Ensemble-based history-matching methods have received much attention in reservoir engineering. In real applications, small ensembles are often used in reservoir simulations to reduce the computational costs. A small ensemble size may lead to ensemble collapse, a phenomenon in which the spread of the ensemble of history-matched reservoir models becomes artificially small. Ensemble collapse is not desired for an ensemble-based history-matching method because it not only deteriorates the capacity in uncertainty quantification, but also forces the ensemble-based method to later stop updating reservoir models. In practice, distance-based localization is thus introduced to tackle ensemble collapse. Distance-based localization works well in many problems. However, one prerequisite in using distance-based localization is that the observations have associated physical locations. In certain circumstances with complex observations, this may not be true, and it thus becomes challenging to apply distance-based localization.
In this work, we propose a correlation-based adaptive localization scheme that does not rely on the physical locations of the observations. Instead, we use the spatial distributions of the correlations between model variables and the corresponding simulated observations. In the course of history matching, we update model variables by only using the observations that have relatively high correlations with them, while excluding those that have relatively low correlations. This is equivalent to introducing a data-selection procedure to the history-matching algorithm. As a result, the threshold values for data selection play an essential role in the proposed adaptive localization scheme, and we develop both ideal and practical approaches to the choices of the threshold values.
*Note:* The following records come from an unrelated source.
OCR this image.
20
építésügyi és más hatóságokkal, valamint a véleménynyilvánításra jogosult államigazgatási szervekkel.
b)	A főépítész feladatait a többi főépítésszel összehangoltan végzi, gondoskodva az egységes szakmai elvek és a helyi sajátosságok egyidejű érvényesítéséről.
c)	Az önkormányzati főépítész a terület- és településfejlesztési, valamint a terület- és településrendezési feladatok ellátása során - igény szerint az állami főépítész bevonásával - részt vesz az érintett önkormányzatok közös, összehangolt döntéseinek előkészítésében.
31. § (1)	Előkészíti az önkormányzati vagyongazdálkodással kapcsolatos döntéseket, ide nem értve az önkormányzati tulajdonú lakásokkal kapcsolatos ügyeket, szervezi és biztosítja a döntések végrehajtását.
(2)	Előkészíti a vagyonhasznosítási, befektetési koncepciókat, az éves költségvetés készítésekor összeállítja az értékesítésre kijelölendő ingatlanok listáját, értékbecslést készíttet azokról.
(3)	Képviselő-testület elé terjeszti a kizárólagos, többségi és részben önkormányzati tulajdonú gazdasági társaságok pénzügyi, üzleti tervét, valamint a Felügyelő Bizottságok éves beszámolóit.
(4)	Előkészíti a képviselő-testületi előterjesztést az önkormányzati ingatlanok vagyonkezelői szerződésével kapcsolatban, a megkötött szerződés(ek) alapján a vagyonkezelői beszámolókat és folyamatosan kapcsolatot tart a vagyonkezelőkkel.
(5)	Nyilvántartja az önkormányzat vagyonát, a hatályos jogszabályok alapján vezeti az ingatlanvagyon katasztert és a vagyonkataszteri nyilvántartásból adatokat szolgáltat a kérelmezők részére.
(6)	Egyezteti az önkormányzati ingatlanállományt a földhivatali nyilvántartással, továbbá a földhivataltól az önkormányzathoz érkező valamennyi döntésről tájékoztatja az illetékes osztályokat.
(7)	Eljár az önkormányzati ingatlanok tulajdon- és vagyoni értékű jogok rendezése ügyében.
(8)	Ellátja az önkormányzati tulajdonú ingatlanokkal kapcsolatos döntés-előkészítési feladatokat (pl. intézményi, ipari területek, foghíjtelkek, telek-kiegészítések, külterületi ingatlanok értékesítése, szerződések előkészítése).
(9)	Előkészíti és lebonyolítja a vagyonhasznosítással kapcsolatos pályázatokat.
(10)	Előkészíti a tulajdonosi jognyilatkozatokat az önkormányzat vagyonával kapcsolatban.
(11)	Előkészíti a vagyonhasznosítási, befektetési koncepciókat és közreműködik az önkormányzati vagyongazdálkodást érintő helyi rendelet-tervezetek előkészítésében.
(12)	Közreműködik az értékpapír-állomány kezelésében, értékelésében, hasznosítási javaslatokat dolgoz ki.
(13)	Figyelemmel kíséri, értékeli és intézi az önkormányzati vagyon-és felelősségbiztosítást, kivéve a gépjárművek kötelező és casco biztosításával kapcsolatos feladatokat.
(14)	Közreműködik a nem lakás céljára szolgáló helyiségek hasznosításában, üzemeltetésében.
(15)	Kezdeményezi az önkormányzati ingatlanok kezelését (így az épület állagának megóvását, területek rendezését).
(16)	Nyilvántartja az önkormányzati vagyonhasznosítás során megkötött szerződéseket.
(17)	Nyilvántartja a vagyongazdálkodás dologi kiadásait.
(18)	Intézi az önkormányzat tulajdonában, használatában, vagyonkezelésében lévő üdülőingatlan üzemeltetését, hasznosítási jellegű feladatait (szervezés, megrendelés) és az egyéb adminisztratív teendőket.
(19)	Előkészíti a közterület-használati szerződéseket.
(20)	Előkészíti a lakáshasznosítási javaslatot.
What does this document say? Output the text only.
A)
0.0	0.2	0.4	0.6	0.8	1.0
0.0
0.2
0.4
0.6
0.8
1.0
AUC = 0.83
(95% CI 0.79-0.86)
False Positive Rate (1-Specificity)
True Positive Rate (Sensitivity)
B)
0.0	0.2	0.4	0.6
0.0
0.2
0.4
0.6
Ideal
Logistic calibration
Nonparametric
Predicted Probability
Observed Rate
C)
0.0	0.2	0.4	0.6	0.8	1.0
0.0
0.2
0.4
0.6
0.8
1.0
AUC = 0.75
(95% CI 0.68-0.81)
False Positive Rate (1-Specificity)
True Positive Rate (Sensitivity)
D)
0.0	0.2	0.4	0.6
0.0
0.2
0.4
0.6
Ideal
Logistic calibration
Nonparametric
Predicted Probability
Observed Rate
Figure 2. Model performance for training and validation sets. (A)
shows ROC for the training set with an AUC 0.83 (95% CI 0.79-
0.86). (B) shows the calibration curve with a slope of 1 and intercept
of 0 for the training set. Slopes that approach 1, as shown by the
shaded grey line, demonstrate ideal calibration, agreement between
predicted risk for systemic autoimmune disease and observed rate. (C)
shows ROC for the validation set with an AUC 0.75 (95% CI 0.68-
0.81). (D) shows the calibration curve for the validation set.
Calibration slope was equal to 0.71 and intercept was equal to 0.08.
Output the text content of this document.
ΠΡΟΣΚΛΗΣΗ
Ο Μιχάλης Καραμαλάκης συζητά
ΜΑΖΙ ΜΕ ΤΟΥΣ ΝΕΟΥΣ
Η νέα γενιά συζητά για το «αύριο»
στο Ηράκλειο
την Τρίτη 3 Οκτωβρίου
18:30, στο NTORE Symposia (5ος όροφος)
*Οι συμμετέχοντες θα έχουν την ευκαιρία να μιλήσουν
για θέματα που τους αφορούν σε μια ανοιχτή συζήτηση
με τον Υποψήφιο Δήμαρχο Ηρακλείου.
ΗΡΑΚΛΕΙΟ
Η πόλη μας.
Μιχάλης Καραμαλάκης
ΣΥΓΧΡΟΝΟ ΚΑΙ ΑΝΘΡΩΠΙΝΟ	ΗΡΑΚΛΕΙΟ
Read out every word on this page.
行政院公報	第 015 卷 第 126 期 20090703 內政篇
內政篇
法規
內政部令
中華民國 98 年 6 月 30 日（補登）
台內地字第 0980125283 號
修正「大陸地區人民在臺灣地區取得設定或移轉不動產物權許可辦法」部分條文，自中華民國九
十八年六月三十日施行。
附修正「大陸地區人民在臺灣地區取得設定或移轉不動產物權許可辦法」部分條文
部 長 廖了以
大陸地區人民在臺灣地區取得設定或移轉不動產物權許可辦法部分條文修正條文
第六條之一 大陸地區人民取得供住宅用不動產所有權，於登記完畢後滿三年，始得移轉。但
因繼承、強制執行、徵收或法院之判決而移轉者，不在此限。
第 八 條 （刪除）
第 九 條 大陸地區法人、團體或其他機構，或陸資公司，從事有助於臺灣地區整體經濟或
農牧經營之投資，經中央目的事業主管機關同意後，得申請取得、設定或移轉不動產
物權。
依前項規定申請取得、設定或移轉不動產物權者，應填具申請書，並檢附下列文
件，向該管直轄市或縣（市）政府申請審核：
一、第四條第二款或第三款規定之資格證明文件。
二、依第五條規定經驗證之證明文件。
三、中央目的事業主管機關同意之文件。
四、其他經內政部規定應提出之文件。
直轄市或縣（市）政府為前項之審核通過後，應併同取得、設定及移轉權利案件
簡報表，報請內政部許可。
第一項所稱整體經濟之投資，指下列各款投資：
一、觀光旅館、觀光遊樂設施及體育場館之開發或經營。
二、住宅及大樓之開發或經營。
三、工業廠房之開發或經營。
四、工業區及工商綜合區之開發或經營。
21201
We demonstrate the efficacy of the proposed localization scheme using seismic history-matching problems—one 2D and one 3D—in which ensemble collapse is severe in the presence of large amounts of observational data, but distance-based localization may not be applicable because of the lack of physical locations of the seismic data in use. In contrast, correlation-based localization works well to prevent ensemble collapse and also renders good history-matching results. We also note some practical conveniences of the proposed localization scheme, including the applicability to nonlocal observations, the relative simplicity in implementation, the transferability of the same codes among different (either 2D or 3D) case studies, and the adaptivity to different types of observations and petrophysical parameters.